PathAL: An Active Learning Framework for Histopathology Image Analysis

Abstract

Deep neural networks, in particular convolutional networks, have rapidly become a popular choice for analyzing histopathology images. However, training these models relies heavily on a large number of samples manually annotated by experts, which is cumbersome and expensive. In addition, it is difficult to obtain a perfect set of labels due to the variability between expert annotations. This paper presents a novel active learning (AL) framework for histopathology image analysis, named PathAL. To reduce the required number of expert annotations, PathAL selects two groups of unlabeled data in each training iteration: one "informative" sample that requires additional expert annotation, and one "confident predictive" sample that is automatically added to the training set using the model's pseudo-labels.
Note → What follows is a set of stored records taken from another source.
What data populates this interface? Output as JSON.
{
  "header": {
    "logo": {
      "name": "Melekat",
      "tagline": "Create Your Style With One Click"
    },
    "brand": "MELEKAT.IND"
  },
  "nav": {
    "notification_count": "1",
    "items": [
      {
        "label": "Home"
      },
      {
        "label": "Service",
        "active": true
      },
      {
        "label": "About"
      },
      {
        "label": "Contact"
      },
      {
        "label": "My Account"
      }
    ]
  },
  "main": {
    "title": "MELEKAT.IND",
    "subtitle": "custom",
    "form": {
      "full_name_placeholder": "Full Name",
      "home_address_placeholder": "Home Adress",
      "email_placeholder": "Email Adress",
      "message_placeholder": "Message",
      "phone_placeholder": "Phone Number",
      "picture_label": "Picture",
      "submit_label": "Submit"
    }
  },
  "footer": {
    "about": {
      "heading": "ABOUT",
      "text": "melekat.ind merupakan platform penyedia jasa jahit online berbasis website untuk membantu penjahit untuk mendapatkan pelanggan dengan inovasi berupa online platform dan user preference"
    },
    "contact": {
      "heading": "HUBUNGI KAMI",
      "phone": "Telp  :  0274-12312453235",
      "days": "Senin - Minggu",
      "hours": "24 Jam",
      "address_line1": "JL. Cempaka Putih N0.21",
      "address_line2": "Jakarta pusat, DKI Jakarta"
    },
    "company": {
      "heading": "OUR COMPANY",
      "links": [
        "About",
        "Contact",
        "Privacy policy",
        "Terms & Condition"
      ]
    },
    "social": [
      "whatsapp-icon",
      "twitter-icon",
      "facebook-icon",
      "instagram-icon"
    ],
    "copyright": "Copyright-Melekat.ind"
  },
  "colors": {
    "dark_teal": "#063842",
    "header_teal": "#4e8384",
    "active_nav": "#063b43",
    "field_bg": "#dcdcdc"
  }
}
To reduce the impact of the noisy-labeled samples in the training set, PathAL systematically identifies noisy samples and excludes them to improve the generalization of the model. Our model advances the existing AL method for medical image analysis in two ways. First, we present a selection strategy to improve classification performance with fewer manual annotations. Unlike traditional methods focusing only on finding the most uncertain samples with low prediction confidence, we discover a large number of high confidence samples from the unlabeled set and automatically add them for training with assigned pseudo-labels. Second, we design a method to distinguish between noisy samples and hard samples using a heuristic approach. We exclude the noisy samples while preserving the hard samples to improve model performance. Extensive experiments demonstrate that our proposed PathAL framework achieves promising results on a prostate cancer Gleason grading task, obtaining similar performance with 40% fewer annotations compared to the fully supervised learning scenario. An ablation study is provided to analyze the effectiveness of each component in PathAL, and a pathologist reader study is conducted to validate our proposed algorithm.

Fig. 1.

(a) Schematics of our proposed PathAL. The core algorithm of PathAL consists of three steps in the ith iteration: 1) discarding noisy samples N_i; 2) requesting human experts to annotate informative samples I_i and adding them to L_i+1; and 3) adding confident predictictive samples C_i with their “pseudo-labels” to L_i+1. The curriculum classification (CC) algorithm and overfitting to underfitting (O2U) monitor are used to select N_i, I_i, C_i. (b) Illustration of the CC algorithm. Tissues from one slide are mapping to one single point in deep feature space, where K-Means Clustering is used to group them in subsets. The CC algorithm is applied to each subset and the image complexity is classified as “easy”, “medium” or “hard” based on their local density. (c) Principles on how to determine N_i and C_i based on CC and O2U results. A sample that is classified as “easy” based on its complexity but has large training loss variation is more likely to be incorrectly annotated. If it is classified as “hard” for its complexity, it is more likely to be a difficult sample. If a sample’s complexity is classified as “easy” and the variation of its predictive entropy is low by the current model, we will have a higher confidence that the current prediction is correct.

Fig. 2.

Illustration of data pre-processing steps. A binary mask of tissue is first extracted; then the mid-line is found using morphological closing; after that, the mid-line is partitioned to form patches based on the batch size and overlap; finally, the blue ratios of patches are calculated and the top k patches are selected.

Fig. 3.

(a) t-SNE plot in deep feature space. Each point in the figure represents a slide whose color indicates its ISUP grade. As training progressed, different ISUP grades became more separable in the deep feature space, indicating the model captured more essential information to make correct predictions. (b) The trend of “grade concentraion” that measured the ISUP grade distribution within subsets clustered by k-means. The insets of the figure demonstrate typical ISUP distributions for the subsets. At the beginning of training, the ISUP grades were more diffuse, while at the end of the training, each cluster concentrated on fewer grades. (c)(d) The training loss for every sample in L_i, and predictive entropy for every sample in U_i during the O2U process.

Fig. 4.

(a) Toy example for a 2-class classification. The dotted circle indicates the decision boundary while inside the circle we have class 0 (C=0) and class 1 (C=1) out side the circle. Samples that are far away from the decision boundary are considered as easy samples (blue for C=0 and orange for C=1), while samples that are closer to the decision boundary are considered as hard samples. We also randomly insert noisy samples (indicated by larger purple dots) that have wrong labels. (b) A heat map of averaged predictive entropy of each samples during the O2U process. (c) A confusion matrix of easy, hard, and noisy samples with horizontal axis representing the classified results and vertical axis representing the original categories.

Fig. 5.

(a) Performance comparison between PathAL and other AL baselines. (b) QWK for each group (N_i, C_i, I_i) during the training process. (c) Percentage of noisy samples that returned for training in later iterations. (d)Performance comparison between PathAL and random sampling with noise samples injection.